If a tenant dies and is in a joint tenancy, then the other joint tenant or tenants do have an automatic right to remain in the property (Right of Survivorship). If the tenant was a sole tenant, the right to succession depends on whether the tenant had a periodic or fixed term tenancy. If in the case of a fixed term tenancy which is still running, the executors will arrange for it to be passed onto whoever is left the tenancy in the will, however if there is no will then a party or parties inherits the tenancy under the intestacy rules.
If it was a statutory periodic or contractual periodic tenancy, the tenant’s husband or wife or a person who lived with the tenant as husband or wife, has the automatic right to succeed to a periodic tenancy unless the tenant who died acquired the tenancy through a previous succession. Only one succession is allowed on the property.
No one else in the family has an automatic right to succession (s17 Housing Act 1988).
The Landlord has a right to possession under Ground 7. This is applicable if the tenancy was a contractual periodic tenancy or, if it was or becomes a statutory periodic tenancy and if there is someone living in the property who does not have a right to succeed to the tenancy. The one main condition for this to happen is that the Landlord must start possession proceedings within a year of the death of the original tenant.
In the case of a short-hold tenancy, the Landlord has automatic rights to regain the property at the end of any fixed term, even if the tenant had a right to succession. The one main condition for this to happen is that the Landlord gave the proper form of 2 months’ notice under Section 21, that they required possession.
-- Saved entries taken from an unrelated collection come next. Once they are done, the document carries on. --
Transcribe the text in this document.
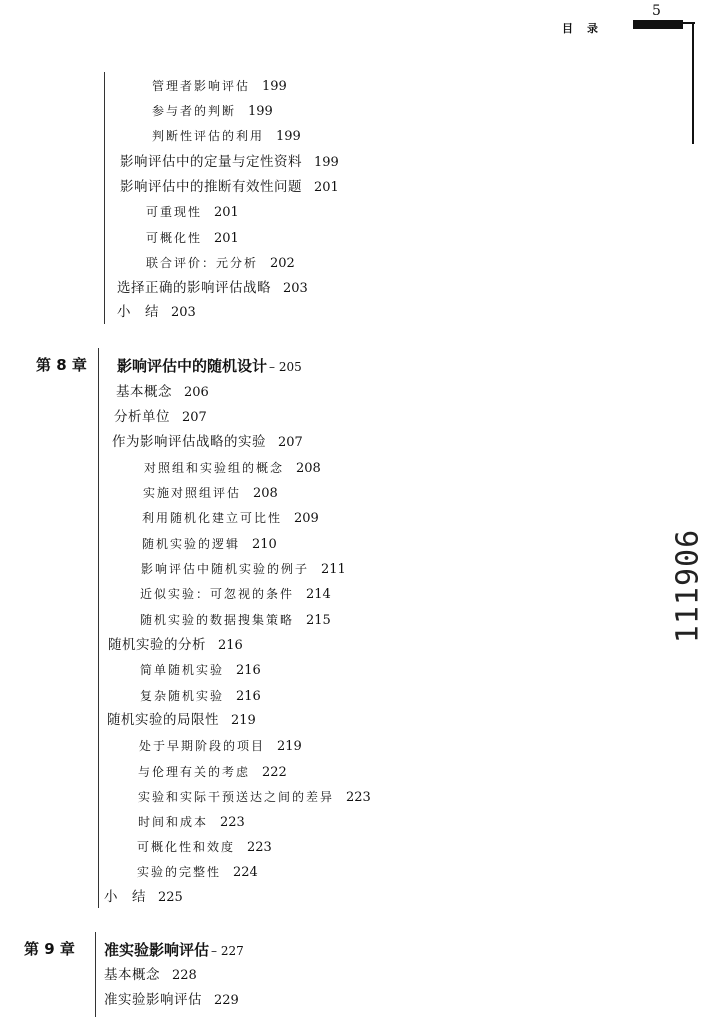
5
目录
111906
管理者影响评估 199
参与者的判断 199
判断性评估的利用 199
影响评估中的定量与定性资料 199
影响评估中的推断有效性问题 201
可重现性 201
可概化性 201
联合评价：元分析 202
选择正确的影响评估战略 203
小　结 203
第 8 章 影响评估中的随机设计 – 205
基本概念 206
分析单位 207
作为影响评估战略的实验 207
对照组和实验组的概念 208
实施对照组评估 208
利用随机化建立可比性 209
随机实验的逻辑 210
影响评估中随机实验的例子 211
近似实验：可忽视的条件 214
随机实验的数据搜集策略 215
随机实验的分析 216
简单随机实验 216
复杂随机实验 216
随机实验的局限性 219
处于早期阶段的项目 219
与伦理有关的考虑 222
实验和实际干预送达之间的差异 223
时间和成本 223
可概化性和效度 223
实验的完整性 224
小　结 225
第 9 章 准实验影响评估 – 227
基本概念 228
准实验影响评估 229
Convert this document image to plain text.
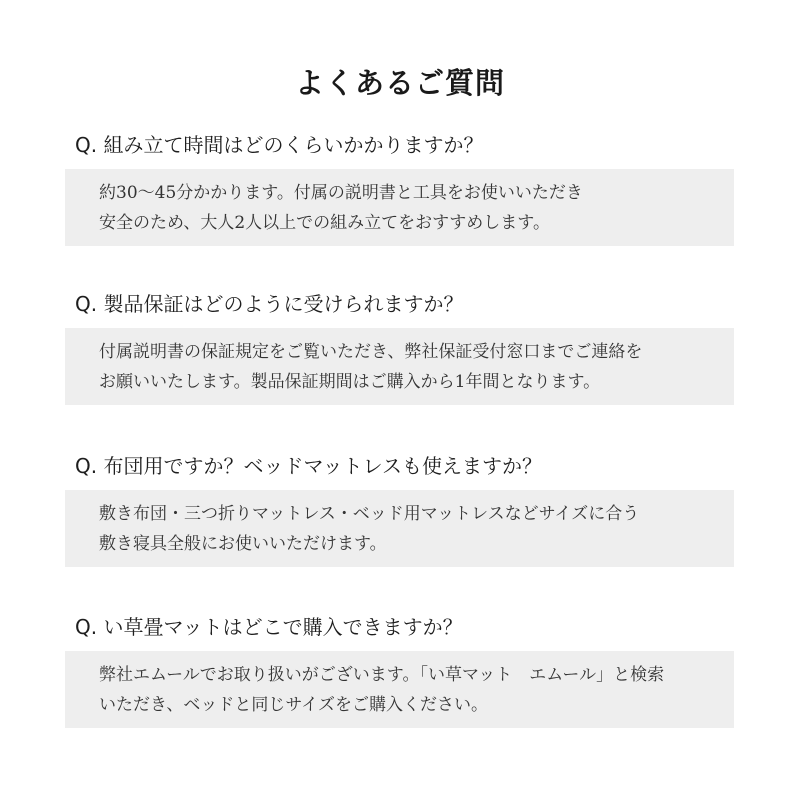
よくあるご質問
Q. 組み立て時間はどのくらいかかりますか？
約30～45分かかります。付属の説明書と工具をお使いいただき
安全のため、大人2人以上での組み立てをおすすめします。
Q. 製品保証はどのように受けられますか？
付属説明書の保証規定をご覧いただき、弊社保証受付窓口までご連絡を
お願いいたします。製品保証期間はご購入から1年間となります。
Q. 布団用ですか？ベッドマットレスも使えますか？
敷き布団・三つ折りマットレス・ベッド用マットレスなどサイズに合う
敷き寝具全般にお使いいただけます。
Q. い草畳マットはどこで購入できますか？
弊社エムールでお取り扱いがございます。「い草マット　エムール」と検索
いただき、ベッドと同じサイズをご購入ください。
Immigration Act revised 2016 should a landlord or letting agent fail to ensure ALL tenants/occupiers have a righto reside for the duration of the tenancy then they may be fined £3000 for each breach. The Secretary of State may instruct the landlord to remove such persons without the need of a court order by way of reasonable force
Labour market enforcement - restriction on illegal migrants to work. A labour market enforcement undertaking (an “LME undertaking”) is an undertaking by the person giving it (the “subject”) to comply with any prohibitions, restrictions and requirements set out in the undertaking
Under section 42 of the County Courts Act 1984 it is possible for the Court to transfer a matter from the County Court to the High Court for enforcement but leave (permission) of the Court is required first. The transfer time varies from court to court and can take up to 28 days, but normally takes far less. An application to seek permission can be made either at the time of making the possession claim or after possession has been ordered.